In this part of the tutorial we will show how to deploy and invoke the trained model using Exasol. For this we will show two versions.
You can either:


   * [Deploy the model using an AzureML online Endpoint and then invoke it via an Exasol UDF](#deploy-the-model-in-an-azureml-endpoint)

Or:
   * [Load the model into Exasols Filesystem (BucketFS), and then deploy and invoke it via an Exasol UDF](#deplay-and-invoke-the-model-in-exasol)

Which version you choose is up to you.


## Deploy the model in an AzureML endpoint

In this Section we will explain how to Deploy the model in an AzureML endpoint, and then invoke it via an Exasol UDF.

### Prerequisites

You completed the [previous part of this tutorial series](TrainModelInAzureML.ipynb) and therefore have:
 * A running AzureML compute instance
 * A SciKit-learn MLflow model trained on the data registered in AzureML
 * The [Scania Trucks](https://archive.ics.uci.edu/ml/datasets/IDA2016Challenge) dataset loaded into an Exasol Saas Database

### Create an Online Endpoint in AzureML

First we need to set up an Online Endpoint with our trained and registered model in AzureML, so we can use it for real time inferencing. We will do this using Python in an AzureML Notebook. You can find the AzureML tutorial for this [here](https://learn.microsoft.com/en-us/azure/machine-learning/how-to-deploy-online-endpoints?view=azureml-api-2&tabs=python).

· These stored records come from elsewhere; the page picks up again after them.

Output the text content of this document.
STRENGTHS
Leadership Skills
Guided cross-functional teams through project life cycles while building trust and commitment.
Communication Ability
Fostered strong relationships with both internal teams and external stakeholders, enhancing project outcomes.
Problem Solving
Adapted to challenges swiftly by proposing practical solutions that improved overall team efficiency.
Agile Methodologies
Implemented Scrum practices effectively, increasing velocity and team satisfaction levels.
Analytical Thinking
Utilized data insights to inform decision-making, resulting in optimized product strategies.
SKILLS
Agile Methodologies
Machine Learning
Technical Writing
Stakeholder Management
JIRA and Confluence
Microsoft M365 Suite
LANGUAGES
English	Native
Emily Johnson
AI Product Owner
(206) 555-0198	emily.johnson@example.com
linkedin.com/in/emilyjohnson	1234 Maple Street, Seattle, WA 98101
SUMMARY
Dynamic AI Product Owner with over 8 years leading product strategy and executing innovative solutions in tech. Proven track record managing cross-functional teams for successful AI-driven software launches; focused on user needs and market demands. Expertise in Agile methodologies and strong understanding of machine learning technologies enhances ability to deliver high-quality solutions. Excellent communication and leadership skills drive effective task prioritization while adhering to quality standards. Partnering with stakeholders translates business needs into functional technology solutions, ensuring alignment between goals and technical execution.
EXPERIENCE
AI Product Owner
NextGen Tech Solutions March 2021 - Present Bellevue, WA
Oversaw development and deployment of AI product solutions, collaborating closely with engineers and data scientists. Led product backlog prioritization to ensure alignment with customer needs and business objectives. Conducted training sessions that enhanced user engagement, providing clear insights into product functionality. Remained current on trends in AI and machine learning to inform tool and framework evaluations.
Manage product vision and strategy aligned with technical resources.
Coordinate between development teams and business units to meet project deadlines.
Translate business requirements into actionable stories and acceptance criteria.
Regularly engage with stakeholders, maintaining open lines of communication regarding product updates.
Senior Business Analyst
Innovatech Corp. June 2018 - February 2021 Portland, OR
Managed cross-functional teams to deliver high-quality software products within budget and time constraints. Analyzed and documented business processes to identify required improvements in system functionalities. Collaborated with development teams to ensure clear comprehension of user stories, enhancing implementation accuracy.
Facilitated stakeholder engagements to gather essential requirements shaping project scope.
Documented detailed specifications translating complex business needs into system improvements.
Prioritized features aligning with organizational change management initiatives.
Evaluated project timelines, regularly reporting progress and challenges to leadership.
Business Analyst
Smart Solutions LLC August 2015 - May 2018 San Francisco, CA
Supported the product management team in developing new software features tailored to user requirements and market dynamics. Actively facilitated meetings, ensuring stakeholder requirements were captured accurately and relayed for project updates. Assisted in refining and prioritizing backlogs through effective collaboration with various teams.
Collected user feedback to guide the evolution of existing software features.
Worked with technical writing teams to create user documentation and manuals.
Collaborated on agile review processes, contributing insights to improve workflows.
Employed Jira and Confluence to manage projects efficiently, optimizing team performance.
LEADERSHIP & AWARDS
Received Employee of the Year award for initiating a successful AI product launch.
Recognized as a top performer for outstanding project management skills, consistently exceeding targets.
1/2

Load this notebook into your AzureML Notebooks and start your Compute. Then we can install some dependencies if not already installed from previous steps.

In [None]:
!pip install azure-identity
!pip install azure-ai-ml==1.3.0

Import the required Python3.8 libraries.

In [319]:
from azure.ai.ml import MLClient
from azure.ai.ml.entities import (
    ManagedOnlineEndpoint,
    ManagedOnlineDeployment,
    Model,
    Environment,
    CodeConfiguration,
)
from azure.identity import DefaultAzureCredential

Next we can enter the Credentials to access our workspace.

In [None]:
credential = DefaultAzureCredential()
# Get a handle to the workspace
ml_client = MLClient(
    credential=credential,
    subscription_id="<your subscription id>",               # change
    resource_group_name="<your resource group name>",       # change
    workspace_name="<your workspace name>",                 # change
)

Now we are ready to start to set up our Online Endpoint we want to deploy our model in. We use key authentication for the Online Endpoint, but you could use token authentication instead.

In [None]:
# Define an endpoint name
endpoint_name = "<your-endpoint-name>"                      # change

# create an online endpoint
endpoint = ManagedOnlineEndpoint(
    name = endpoint_name,
    description="<some description>",                       # change
    auth_mode="key"
)

Create the Endpoint. This can take a few minutes.

In [None]:
ml_client.online_endpoints.begin_create_or_update(endpoint)

### Make a Deployment for the model

We now need to Deploy our model to the Endpoint via an AzureML Deployment. For this we need an Environment definition which can run our model. This needs to include the "azureml-inference-server-http" package. There are also ready-made images available from Microsoft, but here we make our own.
We take the conda file that is saved in our registered MLflow model and edit it to include the "azureml-inference-server-http" package. Then write it to a file.

You can find your registered Model and its artifacts in AzureML Studio. Select "Models" in the menu on the left and click on the model you want to use. From there select the "Artifacts" tab to find the model files which include the conda.yaml.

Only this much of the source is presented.